Politics

Supreme Court puts Utah same-sex marriage on hold

Supreme Court puts Utah same-sex marriage on hold

Between this and her temporary injunction in the Little Sisters of the Poor case against ObamaCare, there are online jokes aplenty about how Justice Sonia Sotomayor is some kind of stealth conservative who somehow slipped past Barack Obama.  But that’s silly, because such things only happen to Republican presidents.  Also, while the appeal in this case was filed with Sotomayor, it was the entire Court that issued the order to block same-sex marriage in Utah on Monday morning.  Fox News reports:

The court issued a brief order Monday blocking any new same-sex unions in the state. The ruling comes after a Dec. 20 ruling by U.S. District Judge Robert Shelby that the state’s ban on same-sex marriage violates gay and lesbian couples’ constitutional rights.

The decision, in one of the country’s most conservative states, touched off a flurry of court filings as some jurisdictions started issuing marriage licenses.

More than 900 gay and lesbian couples have married since the Dec. 20 ruling.

The high court order will remain in effect until the Denver-based 10th U.S. Circuit Court of Appeals decides whether to uphold Shelby’s ruling.

It sounds like we might be in for a few downs of federalism football:

In another filing on Monday, the state of Utah argued that Shelby’s “unlawful injunction” interferes with the state’s enforcement of its own laws.

The state’s request to the Supreme Court was filed with Justice Sonia Sotomayor, who handles emergency appeals from Utah and the five other states in the 10th Circuit. Sotomayor turned the matter over to the entire court.

The action now shifts to Denver, where the appeals court will consider arguments from the state against same-sex marriage as well as from the three gay and lesbian couples who challenged the ban in support of Shelby’s ruling. The appeals court had twice rebuffed the state’s plea to stop gay weddings pending appeal.

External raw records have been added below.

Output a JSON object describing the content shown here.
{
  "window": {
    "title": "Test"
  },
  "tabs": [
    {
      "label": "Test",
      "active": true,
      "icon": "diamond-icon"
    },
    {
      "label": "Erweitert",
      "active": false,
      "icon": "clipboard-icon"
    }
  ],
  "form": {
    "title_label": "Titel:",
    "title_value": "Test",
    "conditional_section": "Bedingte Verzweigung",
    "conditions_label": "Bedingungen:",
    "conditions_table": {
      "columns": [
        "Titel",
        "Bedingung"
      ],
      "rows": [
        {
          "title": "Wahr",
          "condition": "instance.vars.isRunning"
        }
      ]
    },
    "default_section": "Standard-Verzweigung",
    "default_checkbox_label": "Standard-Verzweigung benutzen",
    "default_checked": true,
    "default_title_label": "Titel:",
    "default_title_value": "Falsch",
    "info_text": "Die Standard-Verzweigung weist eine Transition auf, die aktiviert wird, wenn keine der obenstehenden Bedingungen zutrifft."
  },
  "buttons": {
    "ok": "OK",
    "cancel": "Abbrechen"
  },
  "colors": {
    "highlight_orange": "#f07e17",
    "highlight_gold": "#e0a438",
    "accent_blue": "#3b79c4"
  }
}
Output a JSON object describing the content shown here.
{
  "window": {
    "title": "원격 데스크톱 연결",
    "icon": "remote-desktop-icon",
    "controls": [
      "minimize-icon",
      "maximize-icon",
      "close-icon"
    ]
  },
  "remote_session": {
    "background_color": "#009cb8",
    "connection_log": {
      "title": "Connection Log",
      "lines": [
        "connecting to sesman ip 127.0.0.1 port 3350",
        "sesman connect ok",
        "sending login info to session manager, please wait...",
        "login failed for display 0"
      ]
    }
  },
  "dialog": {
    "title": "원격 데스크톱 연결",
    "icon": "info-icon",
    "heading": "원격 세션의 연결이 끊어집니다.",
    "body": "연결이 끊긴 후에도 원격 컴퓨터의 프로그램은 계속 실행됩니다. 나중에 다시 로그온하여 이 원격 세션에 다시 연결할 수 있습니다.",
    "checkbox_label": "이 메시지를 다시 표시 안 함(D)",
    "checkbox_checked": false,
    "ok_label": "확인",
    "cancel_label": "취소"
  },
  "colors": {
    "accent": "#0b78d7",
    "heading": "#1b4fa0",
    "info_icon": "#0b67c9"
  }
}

Ryan Anderson of the Heritage Foundation welcomed what he saw as a rebuke to activist judges:

“One district judge should not be able to misread the Court’s recent decisions and force any state to act contrary to the meaning and purpose of marriage,” Anderson adds. “At the very least, the issue is too important to force a state to change its laws without federal appeals court input.  Ultimately, the U.S. Constitution does not require redefining marriage.”

“Whatever one thinks about marriage, the courts shouldn’t be redefining it,” says Anderson. “America should make marriage policy through the democratic process rather than allowing judges to dictate it through decisions that have no grounding in our Constitution.”

It won’t be much of a rebuke if the upshot of this Supreme Court action is merely to remind activist judges to cool their jets until all the appeals have been concluded, much less if the whole Utah controversy is obviated by a Supreme Court decision that imposes same-sex marriage nationwide.  It seems a bit early to make any big predictions for either states’ rights, judicial activism, or the future of marriage based on today’s action.

ABC News recalls how Judge Shelby’s decision built from last summer’s Supreme Court case on the Defense of Marriage Act:

The Supreme Court’s unsigned order did not indicate that anyone dissented from the decision not to allow any more same-sex marriages in Utah, at least for now. Nor did the order reveal anything about the justices’ views on same-sex marriage.

Shelby was the first federal judge to overturn a state marriage ban since the high court issued two decisions on same-sex marriage in June.

The justices at that time struck down a provision of the federal Defense of Marriage Act that prevented legally married gay and lesbian couples from receiving a range of tax, health, pension and other federal benefits.

Shelby cited the decision in his ruling that the state failed to show that allowing same-sex marriages would affect opposite-sex marriages in any way.

“In the absence of such evidence, the State’s unsupported fears and speculations are insufficient to justify the State’s refusal to dignify the family relationships of its gay and lesbian citizens,” Shelby wrote.